Partecipare al referendum della Lombardia del prossimo 22 Ottobre, è il tentativo di proporre un radicale mutamento di prospettiva nel modo di concepire il territorio, un nuovo sguardo contro l’incuria e l’inazione, l’occasione per attuare nuove riforme, per disporre di ragguardevoli risorse al fine di fornire servizi migliori ed appunto raggiungere le decisioni sostanzialmente nel livello più vicino ai cittadini laddove questo sia in grado di svolgerli meglio del livello superiore.
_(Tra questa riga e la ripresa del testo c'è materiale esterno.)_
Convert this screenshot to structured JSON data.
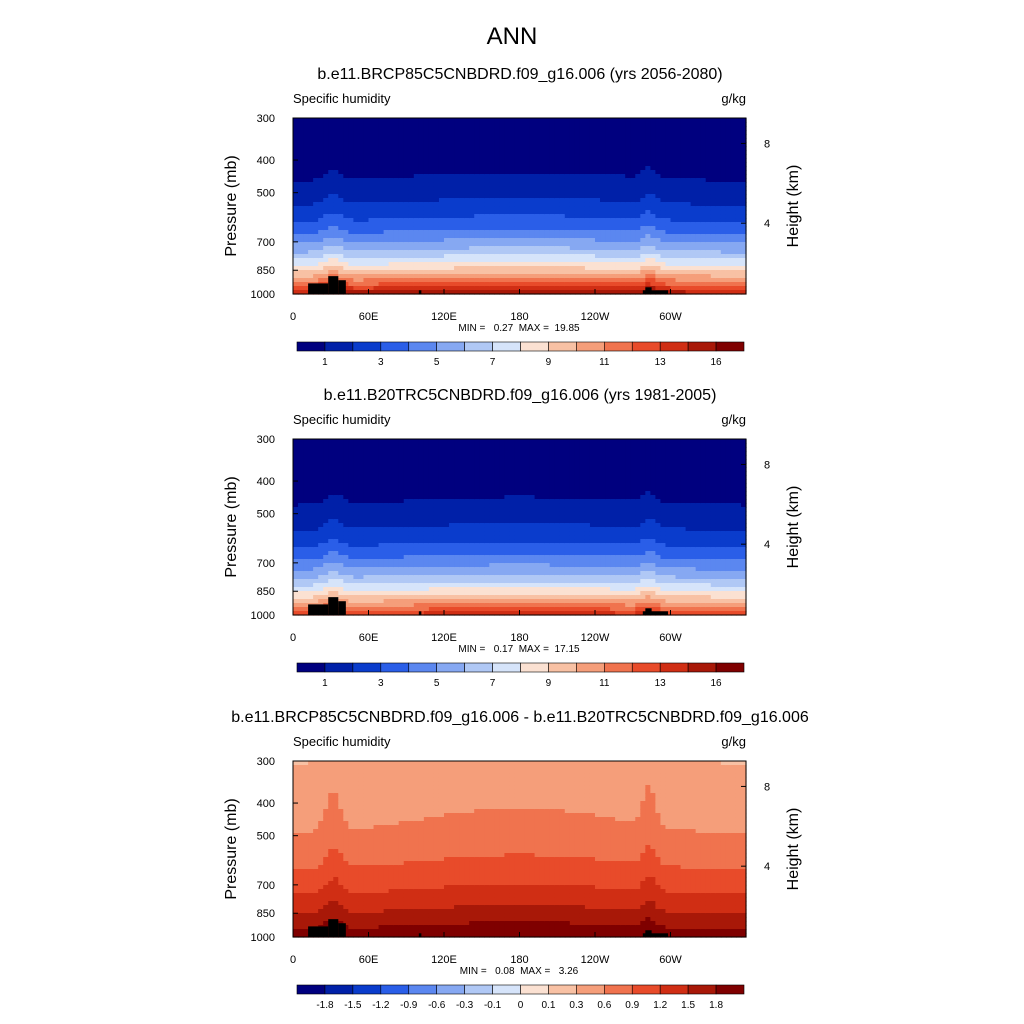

Pertanto che siate inattivi, conformisti, riformisti, attivisti o protestatari questo momento è irripetibile. Nessuna lamentela, protesta, recriminazione o tono seccato potrà perdonare e legittimare il nostro disinteresse o apatia al voto. Perché questa volta, come sottolinea il responsabile al referendum lombardo Gianni Fava: “Ci stanno rubando i soldi del nostro lavoro. Chi non va a votare è complice di chi ci ruba i soldi”.